Hacker News new | ask | show | jobs
by b409ba0801cd21 1645 days ago
I wonder if there have been any efforts to sabotage crowdsourced AI training and content moderation by signing up on crowdworking platforms and intentionally providing false responses. A large and tech savvy enough sabotage ring could use a browser extension or the like to keep their responses straight and increase the odds of their fake answers being accepted.
5 comments

It is pretty common to "verify" workers: a fraction of questions (often 1% to 10%) is asked-before questions with known correct answers. If those are not answered correctly, the entire dataset from this person is ignored. Depending on the platform, they might get paid less as well.

This is designed to detect workers who either did not understand the instructions, or those who don't care about those and answer randomly. But this works against intentional sabotage as well.

Speaking from my experience working at data labeling companies, the sabotage does occurs, but is not intentionally malicious.

What ends up happening is that some labelers learn what the pre-determined questions and answers are and share these via Facebook and Discord to other labelers. That way, the other labelers can stay on the task longer while providing garbage responses to the non-predetermined question/answer pairs.

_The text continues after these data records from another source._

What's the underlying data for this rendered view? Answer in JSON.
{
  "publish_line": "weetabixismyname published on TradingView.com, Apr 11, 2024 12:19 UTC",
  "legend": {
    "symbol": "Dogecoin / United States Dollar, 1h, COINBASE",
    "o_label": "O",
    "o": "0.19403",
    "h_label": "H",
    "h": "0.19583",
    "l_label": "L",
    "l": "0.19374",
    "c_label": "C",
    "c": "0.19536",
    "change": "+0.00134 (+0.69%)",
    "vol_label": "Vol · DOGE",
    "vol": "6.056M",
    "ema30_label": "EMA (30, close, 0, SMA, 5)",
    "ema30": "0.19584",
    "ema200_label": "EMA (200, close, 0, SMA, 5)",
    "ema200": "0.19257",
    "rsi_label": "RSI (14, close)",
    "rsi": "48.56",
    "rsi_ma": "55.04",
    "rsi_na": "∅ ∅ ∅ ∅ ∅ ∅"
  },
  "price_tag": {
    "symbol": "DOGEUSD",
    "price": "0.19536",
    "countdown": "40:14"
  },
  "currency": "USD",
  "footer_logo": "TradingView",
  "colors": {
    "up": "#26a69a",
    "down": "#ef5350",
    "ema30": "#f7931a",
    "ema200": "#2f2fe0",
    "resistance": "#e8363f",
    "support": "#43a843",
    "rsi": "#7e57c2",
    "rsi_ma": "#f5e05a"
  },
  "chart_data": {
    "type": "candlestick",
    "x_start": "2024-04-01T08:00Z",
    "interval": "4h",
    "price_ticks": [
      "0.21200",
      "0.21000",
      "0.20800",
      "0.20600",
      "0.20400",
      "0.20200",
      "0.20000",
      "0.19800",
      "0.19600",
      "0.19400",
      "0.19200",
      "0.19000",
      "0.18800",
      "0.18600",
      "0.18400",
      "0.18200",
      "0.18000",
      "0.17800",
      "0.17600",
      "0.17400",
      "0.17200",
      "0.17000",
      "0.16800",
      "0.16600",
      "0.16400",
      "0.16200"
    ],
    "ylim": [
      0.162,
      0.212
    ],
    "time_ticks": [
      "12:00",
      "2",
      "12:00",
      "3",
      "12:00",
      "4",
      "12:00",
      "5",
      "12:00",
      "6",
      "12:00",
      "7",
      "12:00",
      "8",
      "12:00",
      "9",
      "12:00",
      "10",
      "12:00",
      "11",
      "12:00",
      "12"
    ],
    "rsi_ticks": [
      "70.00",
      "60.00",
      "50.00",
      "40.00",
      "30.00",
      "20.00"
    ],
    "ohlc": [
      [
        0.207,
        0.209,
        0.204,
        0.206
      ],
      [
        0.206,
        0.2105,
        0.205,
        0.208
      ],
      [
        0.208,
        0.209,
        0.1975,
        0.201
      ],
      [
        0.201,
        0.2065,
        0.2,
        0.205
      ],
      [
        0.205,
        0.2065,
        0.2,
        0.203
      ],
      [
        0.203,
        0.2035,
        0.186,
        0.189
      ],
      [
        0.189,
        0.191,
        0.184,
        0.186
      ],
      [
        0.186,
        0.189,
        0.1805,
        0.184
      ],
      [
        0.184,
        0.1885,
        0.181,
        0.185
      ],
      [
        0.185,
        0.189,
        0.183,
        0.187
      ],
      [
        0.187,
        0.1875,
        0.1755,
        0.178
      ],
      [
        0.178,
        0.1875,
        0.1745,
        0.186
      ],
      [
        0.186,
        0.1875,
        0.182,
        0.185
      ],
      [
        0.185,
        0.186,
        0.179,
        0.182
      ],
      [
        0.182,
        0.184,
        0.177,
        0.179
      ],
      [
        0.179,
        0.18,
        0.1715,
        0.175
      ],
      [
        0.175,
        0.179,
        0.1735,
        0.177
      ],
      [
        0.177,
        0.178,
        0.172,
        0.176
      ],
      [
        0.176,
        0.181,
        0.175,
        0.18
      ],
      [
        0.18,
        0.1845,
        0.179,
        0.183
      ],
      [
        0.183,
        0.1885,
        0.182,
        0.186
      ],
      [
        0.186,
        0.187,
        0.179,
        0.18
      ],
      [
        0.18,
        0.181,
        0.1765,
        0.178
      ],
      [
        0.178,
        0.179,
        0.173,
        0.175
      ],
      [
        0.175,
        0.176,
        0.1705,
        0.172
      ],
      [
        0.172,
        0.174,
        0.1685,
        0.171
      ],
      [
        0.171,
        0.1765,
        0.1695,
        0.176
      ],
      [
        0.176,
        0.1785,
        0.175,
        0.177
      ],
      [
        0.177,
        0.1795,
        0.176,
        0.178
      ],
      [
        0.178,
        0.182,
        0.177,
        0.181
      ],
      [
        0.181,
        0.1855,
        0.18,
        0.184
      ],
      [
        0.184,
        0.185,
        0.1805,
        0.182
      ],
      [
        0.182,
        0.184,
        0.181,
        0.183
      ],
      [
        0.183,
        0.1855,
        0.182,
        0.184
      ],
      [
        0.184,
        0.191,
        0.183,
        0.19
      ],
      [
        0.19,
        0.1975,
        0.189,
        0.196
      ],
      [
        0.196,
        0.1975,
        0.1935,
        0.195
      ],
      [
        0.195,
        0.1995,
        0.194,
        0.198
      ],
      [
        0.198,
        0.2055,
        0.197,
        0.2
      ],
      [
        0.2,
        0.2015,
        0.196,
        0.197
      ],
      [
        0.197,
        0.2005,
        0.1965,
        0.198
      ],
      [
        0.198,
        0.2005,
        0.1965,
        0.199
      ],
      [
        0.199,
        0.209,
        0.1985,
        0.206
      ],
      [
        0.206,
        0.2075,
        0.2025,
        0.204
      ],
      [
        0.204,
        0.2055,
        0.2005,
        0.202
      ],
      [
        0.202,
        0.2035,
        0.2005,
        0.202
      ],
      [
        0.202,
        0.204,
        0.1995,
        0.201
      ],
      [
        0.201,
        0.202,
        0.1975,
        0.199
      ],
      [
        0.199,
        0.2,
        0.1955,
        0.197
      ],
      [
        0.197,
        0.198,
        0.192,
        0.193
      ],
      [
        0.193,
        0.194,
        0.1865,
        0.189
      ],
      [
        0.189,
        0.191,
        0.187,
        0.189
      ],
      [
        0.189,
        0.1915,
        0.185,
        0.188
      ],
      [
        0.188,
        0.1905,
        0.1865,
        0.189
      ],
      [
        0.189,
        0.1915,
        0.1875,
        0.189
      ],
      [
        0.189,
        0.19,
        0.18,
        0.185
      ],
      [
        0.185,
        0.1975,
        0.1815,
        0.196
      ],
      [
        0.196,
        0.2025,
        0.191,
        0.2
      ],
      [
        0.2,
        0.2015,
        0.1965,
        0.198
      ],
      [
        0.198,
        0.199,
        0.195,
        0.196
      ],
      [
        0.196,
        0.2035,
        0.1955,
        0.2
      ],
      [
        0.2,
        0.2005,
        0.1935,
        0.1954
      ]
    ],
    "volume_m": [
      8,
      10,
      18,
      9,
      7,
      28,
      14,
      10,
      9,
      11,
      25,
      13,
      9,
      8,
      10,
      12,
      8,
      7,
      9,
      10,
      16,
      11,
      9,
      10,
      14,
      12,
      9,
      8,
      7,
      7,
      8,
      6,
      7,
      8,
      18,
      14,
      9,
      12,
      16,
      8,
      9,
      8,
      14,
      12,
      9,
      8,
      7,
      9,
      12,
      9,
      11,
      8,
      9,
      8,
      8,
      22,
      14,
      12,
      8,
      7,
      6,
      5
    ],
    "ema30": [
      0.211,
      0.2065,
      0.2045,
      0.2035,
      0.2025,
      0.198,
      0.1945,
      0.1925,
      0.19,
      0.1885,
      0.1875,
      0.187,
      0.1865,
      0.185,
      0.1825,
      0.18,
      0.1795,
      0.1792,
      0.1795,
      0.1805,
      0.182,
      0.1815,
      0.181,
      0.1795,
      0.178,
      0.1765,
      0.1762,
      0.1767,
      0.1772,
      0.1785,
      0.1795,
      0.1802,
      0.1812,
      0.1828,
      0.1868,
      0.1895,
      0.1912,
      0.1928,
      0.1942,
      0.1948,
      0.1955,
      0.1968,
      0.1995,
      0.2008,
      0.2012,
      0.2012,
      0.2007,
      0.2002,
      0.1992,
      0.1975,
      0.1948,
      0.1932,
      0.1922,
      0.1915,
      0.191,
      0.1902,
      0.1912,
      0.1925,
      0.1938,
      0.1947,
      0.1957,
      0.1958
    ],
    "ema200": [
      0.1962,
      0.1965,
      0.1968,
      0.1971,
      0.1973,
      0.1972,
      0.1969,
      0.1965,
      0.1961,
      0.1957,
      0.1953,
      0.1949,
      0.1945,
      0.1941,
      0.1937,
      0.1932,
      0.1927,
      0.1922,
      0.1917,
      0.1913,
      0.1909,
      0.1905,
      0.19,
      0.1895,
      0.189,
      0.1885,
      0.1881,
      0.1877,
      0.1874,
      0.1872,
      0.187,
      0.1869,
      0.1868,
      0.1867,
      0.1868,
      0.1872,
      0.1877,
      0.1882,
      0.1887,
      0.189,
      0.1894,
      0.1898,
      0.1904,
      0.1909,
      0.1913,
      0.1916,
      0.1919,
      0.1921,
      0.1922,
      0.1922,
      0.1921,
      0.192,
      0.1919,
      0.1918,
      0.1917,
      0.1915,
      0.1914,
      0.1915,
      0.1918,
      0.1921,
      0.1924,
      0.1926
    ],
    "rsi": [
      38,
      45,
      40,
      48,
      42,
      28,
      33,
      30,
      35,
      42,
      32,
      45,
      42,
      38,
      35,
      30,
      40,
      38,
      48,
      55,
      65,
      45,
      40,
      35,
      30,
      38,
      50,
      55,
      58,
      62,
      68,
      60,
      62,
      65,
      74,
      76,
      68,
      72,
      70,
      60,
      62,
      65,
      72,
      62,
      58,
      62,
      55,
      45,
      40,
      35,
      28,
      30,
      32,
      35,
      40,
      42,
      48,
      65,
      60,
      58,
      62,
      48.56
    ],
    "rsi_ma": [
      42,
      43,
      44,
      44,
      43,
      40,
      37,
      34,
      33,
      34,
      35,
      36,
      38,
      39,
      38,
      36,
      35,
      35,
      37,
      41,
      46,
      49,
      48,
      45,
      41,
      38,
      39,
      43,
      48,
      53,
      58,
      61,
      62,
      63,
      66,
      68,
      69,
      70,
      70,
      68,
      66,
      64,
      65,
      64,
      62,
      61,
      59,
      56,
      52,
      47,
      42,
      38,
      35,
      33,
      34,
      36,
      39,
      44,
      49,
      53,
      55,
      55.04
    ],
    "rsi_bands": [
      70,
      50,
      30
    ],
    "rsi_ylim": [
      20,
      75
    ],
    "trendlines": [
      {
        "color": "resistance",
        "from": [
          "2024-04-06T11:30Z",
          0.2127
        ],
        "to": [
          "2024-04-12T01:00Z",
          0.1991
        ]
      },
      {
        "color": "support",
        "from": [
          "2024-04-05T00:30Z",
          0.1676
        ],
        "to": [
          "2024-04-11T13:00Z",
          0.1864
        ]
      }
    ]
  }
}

It's an arms race with labelers on one end, trying to make a quick buck, and data labeling platforms on the other, trying to get quality labeled data.

It was tried. 4chan tried a coordinated “penis” prank on Recaptcha. Despite the much vaunted community power of the website, and despite being coordinated, nothing happened.

It turns out that they are a drop in the bucket. Not only is there low RoI but also the group is too weak.

Did anything ever come of that? Because nowadays, those captchas are no longer used.
Seems like a lot of tedious work at low pay for little impact, particularly for people who are tech savvy enough.